Tuesday, May 11, 2004

A truly formative part of my spiritual journey has been the eight years I spent in Tanzania, East Africa. The formation came in many different ways, but one of the greatest blessings was to see the spirituality of a non-secularized people who put their faith in Jesus. I say "non-secularized" because the Africans I was blessed to know had not adopted a western worldview that elevated human capability and relegated the spiritual to the realm of superstition. Once someone asked me if those Tanzanians believed the spiritual was just as "real" as the physical - but that question betrays our bias. In my response I avoided the whole question of "real" and using the physical as the standard, but stated that they related equally to both what is seen and unseen without thinking in terms of what is "real" and what is not. For those Africans everything is a seamless whole. For this reason, there is a robustness to their faith that shows the weakness of the faith of a thoroughly modern person whose belief is formed within the boundaries of modernity's parameters.

This last Sunday I was truly blessed to help welcome a new family that last week moved here from Africa. In spending time with them and seeing and hearing their powerful faith in God expressed in everything, I was reminded again why I learned so much from those Tanzanians. I might have gone as a missionary to share with them the Good News, but they accepted and believed it in a way surpassed my own belief.

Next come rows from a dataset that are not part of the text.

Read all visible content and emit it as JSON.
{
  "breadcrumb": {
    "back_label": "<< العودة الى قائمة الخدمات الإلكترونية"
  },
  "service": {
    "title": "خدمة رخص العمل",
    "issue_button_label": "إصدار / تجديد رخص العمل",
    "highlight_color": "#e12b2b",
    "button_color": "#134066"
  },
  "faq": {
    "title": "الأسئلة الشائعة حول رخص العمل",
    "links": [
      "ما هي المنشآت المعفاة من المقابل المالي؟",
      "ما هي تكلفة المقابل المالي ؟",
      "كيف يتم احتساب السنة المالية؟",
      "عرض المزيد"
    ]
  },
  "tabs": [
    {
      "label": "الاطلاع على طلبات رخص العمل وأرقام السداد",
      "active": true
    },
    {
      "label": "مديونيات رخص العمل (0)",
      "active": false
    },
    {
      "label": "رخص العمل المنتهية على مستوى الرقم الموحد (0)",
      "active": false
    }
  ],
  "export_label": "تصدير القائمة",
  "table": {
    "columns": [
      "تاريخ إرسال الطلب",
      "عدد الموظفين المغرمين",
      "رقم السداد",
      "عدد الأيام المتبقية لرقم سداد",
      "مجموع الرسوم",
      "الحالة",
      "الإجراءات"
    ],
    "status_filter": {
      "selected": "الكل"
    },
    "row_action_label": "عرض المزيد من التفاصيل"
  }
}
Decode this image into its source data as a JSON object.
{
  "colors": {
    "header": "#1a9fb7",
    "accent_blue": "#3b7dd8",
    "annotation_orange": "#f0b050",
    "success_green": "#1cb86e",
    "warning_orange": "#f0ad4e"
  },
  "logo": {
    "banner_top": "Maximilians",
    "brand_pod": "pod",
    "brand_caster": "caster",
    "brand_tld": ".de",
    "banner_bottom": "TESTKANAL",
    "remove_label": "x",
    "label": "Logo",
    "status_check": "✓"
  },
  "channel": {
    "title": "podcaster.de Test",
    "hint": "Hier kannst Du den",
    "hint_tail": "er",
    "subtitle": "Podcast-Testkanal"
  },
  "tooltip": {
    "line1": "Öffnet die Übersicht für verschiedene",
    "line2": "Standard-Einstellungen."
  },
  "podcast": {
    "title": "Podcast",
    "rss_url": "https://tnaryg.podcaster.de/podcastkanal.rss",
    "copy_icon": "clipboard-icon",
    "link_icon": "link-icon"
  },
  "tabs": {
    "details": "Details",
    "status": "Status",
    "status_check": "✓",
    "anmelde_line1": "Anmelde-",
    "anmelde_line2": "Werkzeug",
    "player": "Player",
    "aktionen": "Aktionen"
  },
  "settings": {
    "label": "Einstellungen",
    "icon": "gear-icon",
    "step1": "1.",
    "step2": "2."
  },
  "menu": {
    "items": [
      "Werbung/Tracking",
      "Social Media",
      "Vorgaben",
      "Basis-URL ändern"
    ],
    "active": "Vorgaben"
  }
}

Our African friends here have come as missionaries whose mission is to be a part of a mobilization effort. They are here to earn money to send back to support Kingdom work in Africa. As one said, God provides us three meals a day and the rest is Kingdom work.

Praise God that we have some missionaries among us whose sense of calling will undoubtedly challenge us all. God may have sent them for another reason as well - to feed a revival among American churches which have become too comfortable!